Но создавались мы в годы, не зря прозванные лихими: на бумаге создали, а подвести соответствующую материальную базу «забыли». Здание наше строилось для училища, причём московского подчинения, то есть общежитие не было предусмотрено изначально.
Теперь институт федерального подчинения, но иногородних студентов, а их у нас 70%, по-прежнему селить негде. Ни одного квадратного метра институту не прибавили: снимаем квартиры, играем в коридорах. В одном здании и колледж, и вуз. Ресурсов для саморазвития нет, следовательно, неизбежна потеря абитуриентов. Нет иностранного отделения, которое могло бы приносить средства, нет возможностей для внебюджетного обучения, нет даже своего концертного зала, который можно было бы сделать достойной концертной площадкой для известных музыкантов и давать концерты для внешней публики. При этом у нас есть территория, на которой можно было бы возвести и общежитие, и новое здание. Надеемся, что нам удастся это сделать.
Думаю, что учебное заведение, которое входит в пятёрку ведущих в стране и существенно влияет на формирование уровня музыкальной культуры, которое дало целую плеяду всенародных любимцев, навсегда вошедших в историю, этого в высшей степени достойно. По этому показателю мы сопоставимы не только с Московской и Петербургской консерваториями, Гнесинской академией, но даже с нашим ровесником ВГИКом, отметившим, как и мы, в прошлом сезоне своё 90-летие. Не буду называть представителей академического направления, среди которых немало всемирно признанных музыкантов, но нашим главным отличием стало создание первого в России отделения народного вокала, давшего стране Зыкину и Пугачёву, Кадышеву и Шаврину, Рюмину и Литвиненко, Крыгину, Петрову, Малинина, Агузарову, Шуфутинского, Мазаева и многих других. На уровне министерства есть понимание наших проблем, но общая ситуация складывается более чем неблагоприятно: то кризис, то пожары…
– Сложно искать общий язык с нынешним поколением?

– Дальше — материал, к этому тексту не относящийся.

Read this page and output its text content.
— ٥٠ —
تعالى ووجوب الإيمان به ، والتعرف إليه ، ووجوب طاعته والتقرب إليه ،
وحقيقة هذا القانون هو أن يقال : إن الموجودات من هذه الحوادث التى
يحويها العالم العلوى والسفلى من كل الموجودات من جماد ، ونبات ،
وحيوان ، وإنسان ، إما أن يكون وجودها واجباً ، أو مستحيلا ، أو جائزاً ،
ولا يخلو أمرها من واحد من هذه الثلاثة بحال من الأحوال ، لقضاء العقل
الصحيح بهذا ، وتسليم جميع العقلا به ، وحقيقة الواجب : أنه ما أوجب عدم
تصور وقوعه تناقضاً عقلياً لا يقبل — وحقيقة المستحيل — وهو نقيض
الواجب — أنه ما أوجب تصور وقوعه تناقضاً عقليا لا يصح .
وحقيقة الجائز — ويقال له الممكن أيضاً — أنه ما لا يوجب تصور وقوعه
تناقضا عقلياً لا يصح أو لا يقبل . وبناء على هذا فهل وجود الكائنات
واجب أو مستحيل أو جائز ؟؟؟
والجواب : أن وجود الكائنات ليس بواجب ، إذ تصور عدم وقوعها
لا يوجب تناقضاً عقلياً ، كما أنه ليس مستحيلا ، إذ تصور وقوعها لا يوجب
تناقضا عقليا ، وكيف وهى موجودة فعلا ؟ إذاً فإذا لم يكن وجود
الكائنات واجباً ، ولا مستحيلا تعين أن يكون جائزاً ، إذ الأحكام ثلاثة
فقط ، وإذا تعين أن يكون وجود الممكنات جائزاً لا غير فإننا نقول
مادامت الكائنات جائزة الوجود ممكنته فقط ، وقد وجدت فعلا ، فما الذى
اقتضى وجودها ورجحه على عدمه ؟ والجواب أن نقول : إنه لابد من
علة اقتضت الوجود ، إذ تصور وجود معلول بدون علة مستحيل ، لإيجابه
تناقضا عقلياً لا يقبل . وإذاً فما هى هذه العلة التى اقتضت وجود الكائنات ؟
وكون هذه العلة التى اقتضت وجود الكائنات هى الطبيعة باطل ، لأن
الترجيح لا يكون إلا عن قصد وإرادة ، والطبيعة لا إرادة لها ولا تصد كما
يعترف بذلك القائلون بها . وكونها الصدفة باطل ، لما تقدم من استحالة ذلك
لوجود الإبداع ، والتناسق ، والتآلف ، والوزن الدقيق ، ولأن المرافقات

– Конечно! Они не похожи на своих предшественников, ведь выросли в другой стране. Это поколение свободнее, независимее, смелее. В них больше индивидуализма и прагматизма. Но всё-таки они понимают, что имеют дело с высочайшими ценностями, созданными человечеством. Думаю, что их прагматизм и некоторый цинизм – это своего рода инстинктивная защита, поскольку все мы живём в мире, где ни наши права, ни здоровье, ни достоинство по-настоящему не защищены. Этих ребят не так-то легко понять. Но понять их необходимо. И пробиться к ним можно только с помощью любви. Они чувствуют отношение к себе, даже когда их ругаешь. Им важно – заинтересован ли ты в их развитии или только «отбываешь педагогическую повинность».
Я понял в своё время, что злиться на них нельзя. Сухомлинский говорил: надо уважать их незнание. Мы ведь частенько забываем, что сами когда-то были молоды и совсем не так мудры и терпеливы, как сейчас. Педагогика – это поиск ключика к ученику. И к каждому надо подобрать свой.
– И как вам сидится в ректорском кресле?
– Непросто. Я в нём уже шестой год, хотя ректором быть не собирался. Так, как я живу, жить нельзя. Институт требует отдельной жизни, как и оркестр, и скрипка, и студенты, и фонд. Но это только у кошки, говорят, девять жизней. Человеку всё приходится совмещать в одной. Самое трудное – собрать команду. Без единомышленников в этом кресле делать нечего. Музыка – особая материя. Музыкант должен вокруг себя создавать позитивную среду, втягивая в её орбиту и учеников, и слушателей, и близких. Только так можно восстановить разорванные связи. И человеческие, и культурные. Как бы ни была сложна наша жизнь, мы – счастливые люди. Потому, что у нас есть музыка.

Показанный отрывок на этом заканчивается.